Golgi localization in yeast is mediated by the membrane anchor region of rat liver sialyltransferase.

To investigate the function of the membrane anchor region of a mammalian glycosyltransferase in yeast we constructed a fusion gene that encodes the 34 amino-terminal residues of rat liver beta-galactoside alpha-2,6-sialyl-transferase (EC 2.4.99.1) (ST) fused to the mature form of yeast invertase. Transformants of Saccharomyces cerevisiae expressing the fusion gene produced an intracellular heterogeneously N-glycosylated fusion protein of intermediate molecular weight between the core and fully extended N-glycosylated form of invertase, suggesting a post-endoplasmic reticulum (ER) localization. In two types of cell fractionation using sucrose density gradients the ST-invertase fusion protein cofractionated with Golgi marker proteins, whereas a minor fraction (about 30%) comigrated with a vacuolar marker; ST-invertase was not detected in other cell fractions including the ER and the plasma membrane. Consistent with Golgi localization, about 70% of the total amount of the ST-invertase fusion was immunoprecipitated with an antibody directed against alpha-1,6-mannose linkages.

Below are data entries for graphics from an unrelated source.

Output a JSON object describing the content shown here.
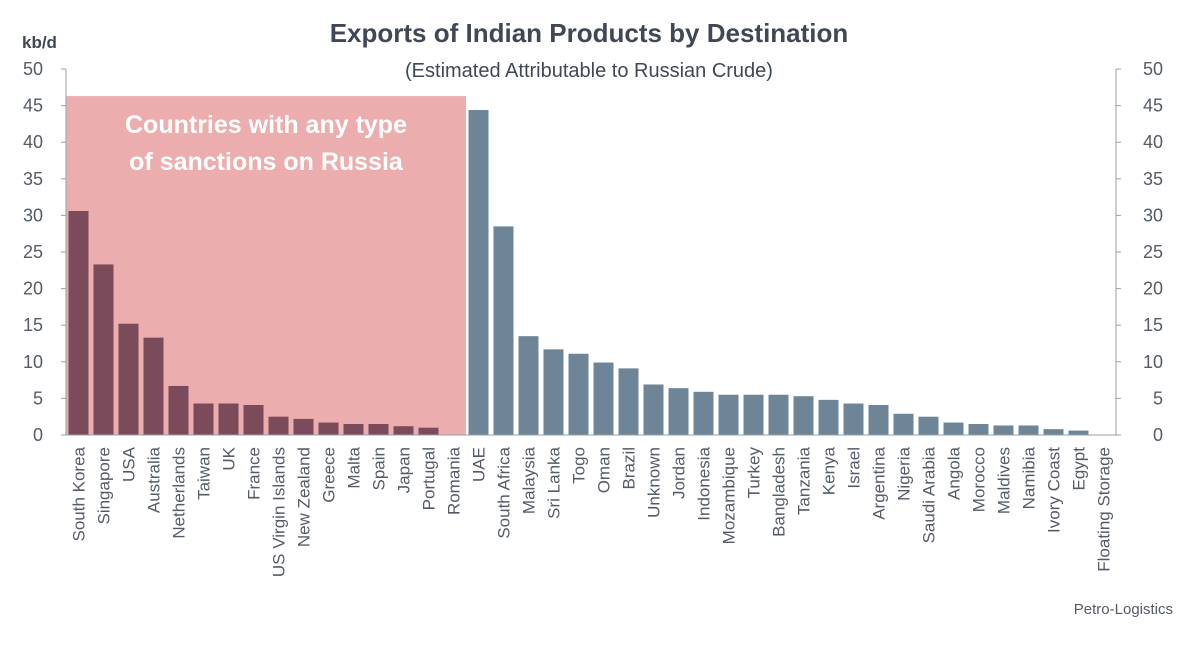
{
  "chart_data": {
    "type": "bar",
    "title": "Exports of Indian Products by Destination",
    "subtitle": "(Estimated Attributable to Russian Crude)",
    "unit_label": "kb/d",
    "source": "Petro-Logistics",
    "ylim": [
      0,
      50
    ],
    "yticks": [
      0,
      5,
      10,
      15,
      20,
      25,
      30,
      35,
      40,
      45,
      50
    ],
    "right_axis": true,
    "grid": false,
    "categories": [
      "South Korea",
      "Singapore",
      "USA",
      "Australia",
      "Netherlands",
      "Taiwan",
      "UK",
      "France",
      "US Virgin Islands",
      "New Zealand",
      "Greece",
      "Malta",
      "Spain",
      "Japan",
      "Portugal",
      "Romania",
      "UAE",
      "South Africa",
      "Malaysia",
      "Sri Lanka",
      "Togo",
      "Oman",
      "Brazil",
      "Unknown",
      "Jordan",
      "Indonesia",
      "Mozambique",
      "Turkey",
      "Bangladesh",
      "Tanzania",
      "Kenya",
      "Israel",
      "Argentina",
      "Nigeria",
      "Saudi Arabia",
      "Angola",
      "Morocco",
      "Maldives",
      "Namibia",
      "Ivory Coast",
      "Egypt",
      "Floating Storage"
    ],
    "values": [
      30.6,
      23.3,
      15.2,
      13.3,
      6.7,
      4.3,
      4.3,
      4.1,
      2.5,
      2.2,
      1.7,
      1.5,
      1.5,
      1.2,
      1.0,
      0,
      44.4,
      28.5,
      13.5,
      11.7,
      11.1,
      9.9,
      9.1,
      6.9,
      6.4,
      5.9,
      5.5,
      5.5,
      5.5,
      5.3,
      4.8,
      4.3,
      4.1,
      2.9,
      2.5,
      1.7,
      1.5,
      1.3,
      1.3,
      0.8,
      0.6,
      0
    ],
    "sanctioned_count": 16,
    "shaded_region": {
      "label_lines": [
        "Countries with any type",
        "of sanctions on Russia"
      ],
      "from_category": "South Korea",
      "to_category": "Romania",
      "top_value": 46.3
    },
    "colors": {
      "sanctioned_bar": "#7b4a5b",
      "other_bar": "#6e8598",
      "shade": "#ebadad",
      "axis": "#9aa0a6"
    }
  }
}
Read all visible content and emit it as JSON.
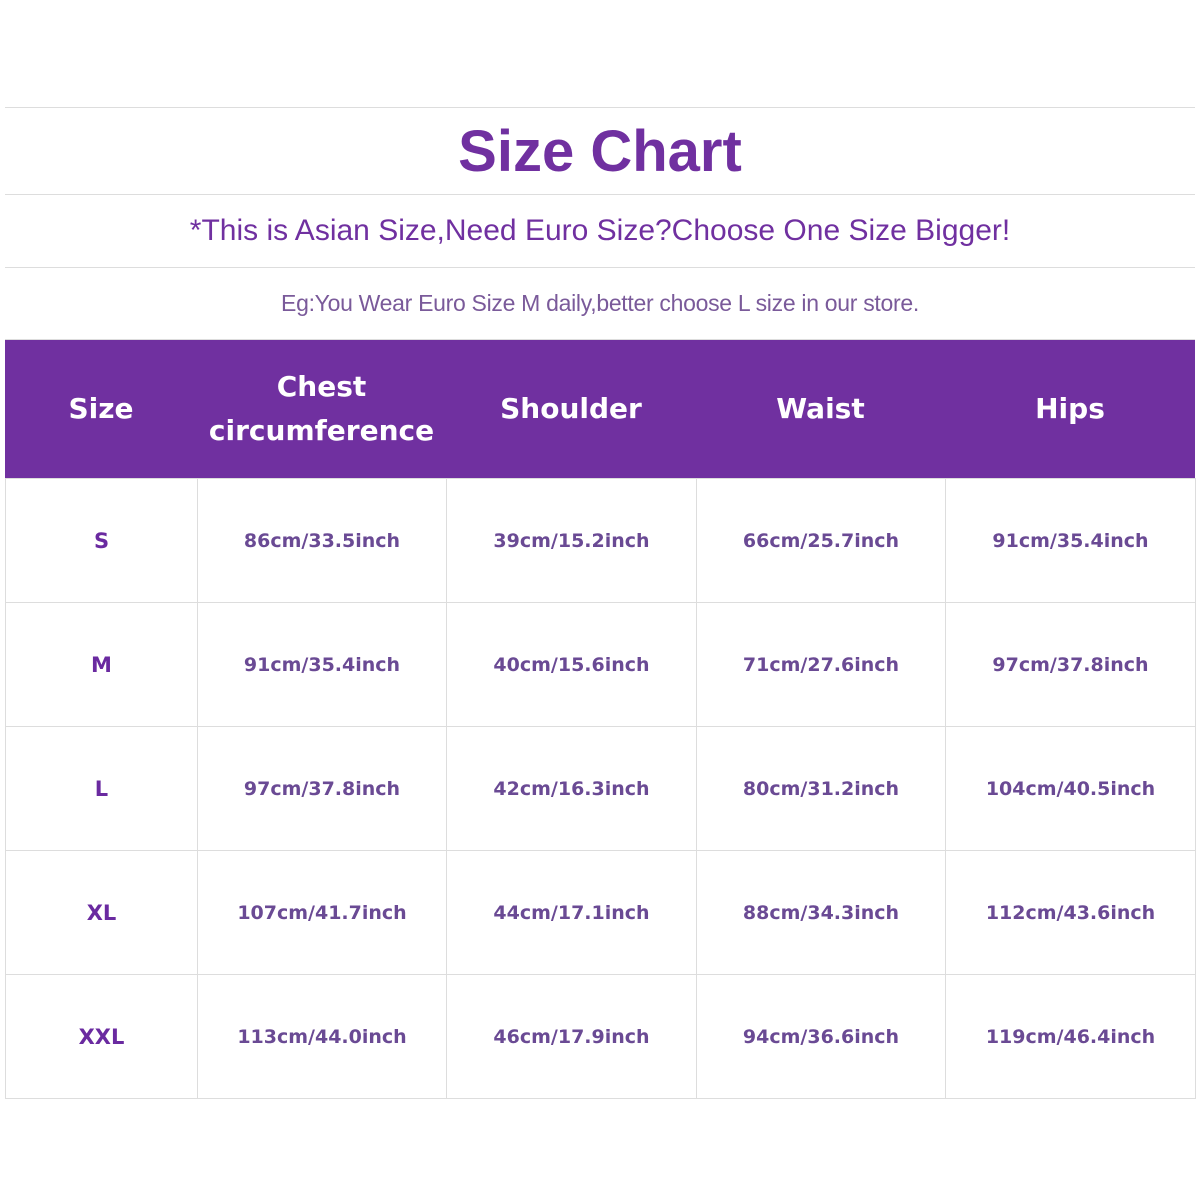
{
  "title": "Size Chart",
  "subtitle": "*This is Asian Size,Need Euro Size?Choose One Size Bigger!",
  "note": "Eg:You Wear Euro Size M daily,better choose L size in our store.",
  "colors": {
    "header_bg": "#7030a0",
    "title": "#7030a0",
    "cell_text": "#6a4a94"
  },
  "headers": [
    "Size",
    "Chest circumference",
    "Shoulder",
    "Waist",
    "Hips"
  ],
  "rows": [
    [
      "S",
      "86cm/33.5inch",
      "39cm/15.2inch",
      "66cm/25.7inch",
      "91cm/35.4inch"
    ],
    [
      "M",
      "91cm/35.4inch",
      "40cm/15.6inch",
      "71cm/27.6inch",
      "97cm/37.8inch"
    ],
    [
      "L",
      "97cm/37.8inch",
      "42cm/16.3inch",
      "80cm/31.2inch",
      "104cm/40.5inch"
    ],
    [
      "XL",
      "107cm/41.7inch",
      "44cm/17.1inch",
      "88cm/34.3inch",
      "112cm/43.6inch"
    ],
    [
      "XXL",
      "113cm/44.0inch",
      "46cm/17.9inch",
      "94cm/36.6inch",
      "119cm/46.4inch"
    ]
  ]
}
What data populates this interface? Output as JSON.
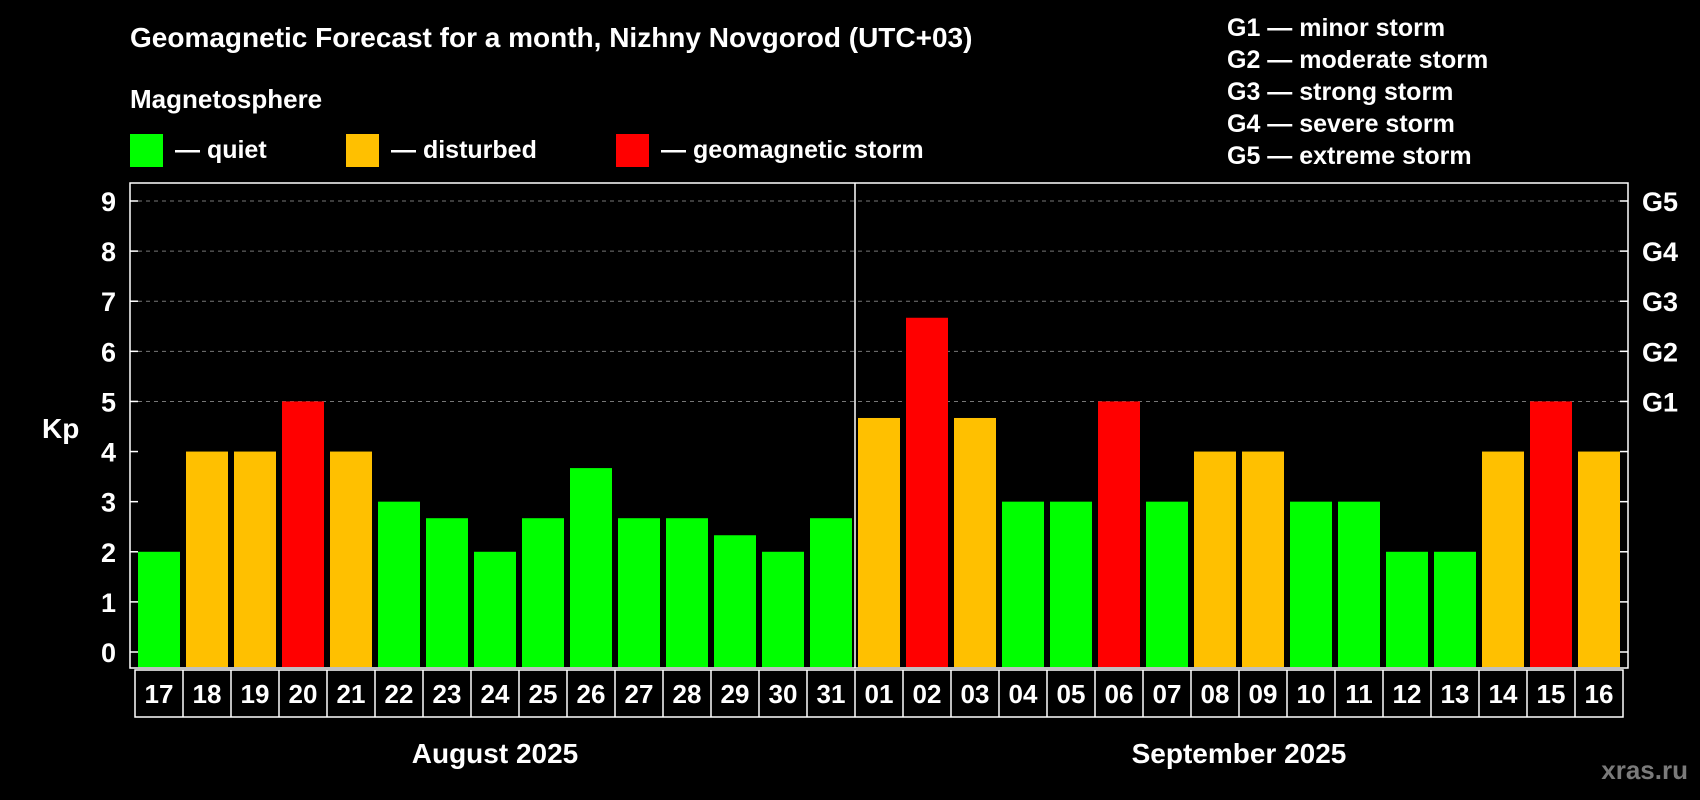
{
  "title": "Geomagnetic Forecast for a month, Nizhny Novgorod (UTC+03)",
  "legend": {
    "heading": "Magnetosphere",
    "items": [
      {
        "label": "— quiet",
        "color": "#00ff00"
      },
      {
        "label": "— disturbed",
        "color": "#ffc000"
      },
      {
        "label": "— geomagnetic storm",
        "color": "#ff0000"
      }
    ]
  },
  "storm_levels": [
    "G1 — minor storm",
    "G2 — moderate storm",
    "G3 — strong storm",
    "G4 — severe storm",
    "G5 — extreme storm"
  ],
  "watermark": "xras.ru",
  "chart_data": {
    "type": "bar",
    "ylabel": "Kp",
    "ylim": [
      0,
      9
    ],
    "yticks": [
      "0",
      "1",
      "2",
      "3",
      "4",
      "5",
      "6",
      "7",
      "8",
      "9"
    ],
    "right_axis_labels": [
      {
        "kp": 5,
        "label": "G1"
      },
      {
        "kp": 6,
        "label": "G2"
      },
      {
        "kp": 7,
        "label": "G3"
      },
      {
        "kp": 8,
        "label": "G4"
      },
      {
        "kp": 9,
        "label": "G5"
      }
    ],
    "categories": [
      "17",
      "18",
      "19",
      "20",
      "21",
      "22",
      "23",
      "24",
      "25",
      "26",
      "27",
      "28",
      "29",
      "30",
      "31",
      "01",
      "02",
      "03",
      "04",
      "05",
      "06",
      "07",
      "08",
      "09",
      "10",
      "11",
      "12",
      "13",
      "14",
      "15",
      "16"
    ],
    "values": [
      2,
      4,
      4,
      5,
      4,
      3,
      2.67,
      2,
      2.67,
      3.67,
      2.67,
      2.67,
      2.33,
      2,
      2.67,
      4.67,
      6.67,
      4.67,
      3,
      3,
      5,
      3,
      4,
      4,
      3,
      3,
      2,
      2,
      4,
      5,
      4
    ],
    "colors": {
      "quiet": "#00ff00",
      "disturbed": "#ffc000",
      "storm": "#ff0000"
    },
    "bar_states": [
      "quiet",
      "disturbed",
      "disturbed",
      "storm",
      "disturbed",
      "quiet",
      "quiet",
      "quiet",
      "quiet",
      "quiet",
      "quiet",
      "quiet",
      "quiet",
      "quiet",
      "quiet",
      "disturbed",
      "storm",
      "disturbed",
      "quiet",
      "quiet",
      "storm",
      "quiet",
      "disturbed",
      "disturbed",
      "quiet",
      "quiet",
      "quiet",
      "quiet",
      "disturbed",
      "storm",
      "disturbed"
    ],
    "months": [
      {
        "label": "August 2025",
        "start": 0,
        "count": 15
      },
      {
        "label": "September 2025",
        "start": 15,
        "count": 16
      }
    ]
  }
}
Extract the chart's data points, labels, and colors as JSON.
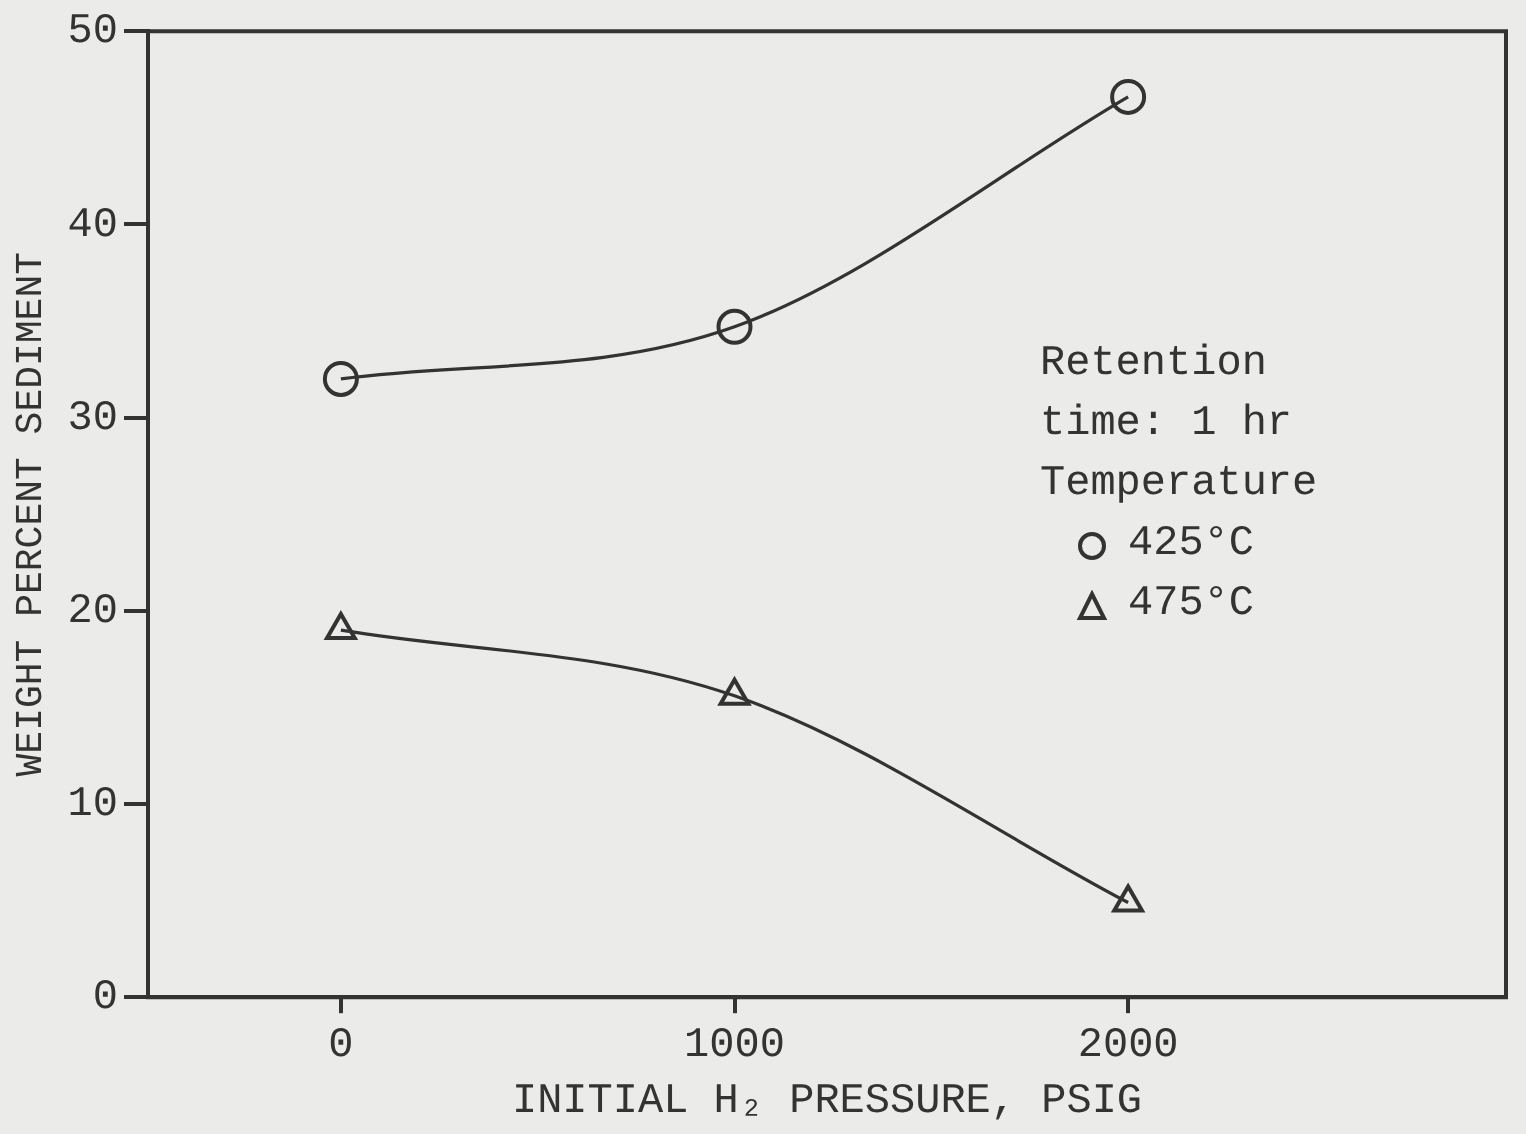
{
  "chart_data": {
    "type": "line",
    "xlabel": "INITIAL H₂ PRESSURE, PSIG",
    "ylabel": "WEIGHT PERCENT SEDIMENT",
    "legend_title": "Temperature",
    "annotations": [
      "Retention time: 1 hr"
    ],
    "x": [
      0,
      1000,
      2000
    ],
    "series": [
      {
        "name": "425°C",
        "color": "#333333",
        "marker": "circle",
        "values": [
          32.0,
          34.7,
          46.6
        ]
      },
      {
        "name": "475°C",
        "color": "#333333",
        "marker": "triangle",
        "values": [
          19.0,
          15.6,
          4.9
        ]
      }
    ],
    "xlim": [
      -490,
      2960
    ],
    "xticks": [
      0,
      1000,
      2000
    ],
    "ylim": [
      0,
      50
    ],
    "yticks": [
      0,
      10,
      20,
      30,
      40,
      50
    ],
    "grid": false,
    "legend": "right"
  }
}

The results demonstrate that the membrane anchor region of a mammalian type II glycosyltransferase is able to target a protein to the secretory pathway and to a Golgi compartment of the yeast S. cerevisiae, indicating conservation of targeting mechanisms between higher and lower eukaryotes. Since typical yeast Golgi localization signals are missing in the ST-membrane anchor region the results also suggest that yeast as mammalian cells utilize diverse mechanisms to direct proteins to the Golgi.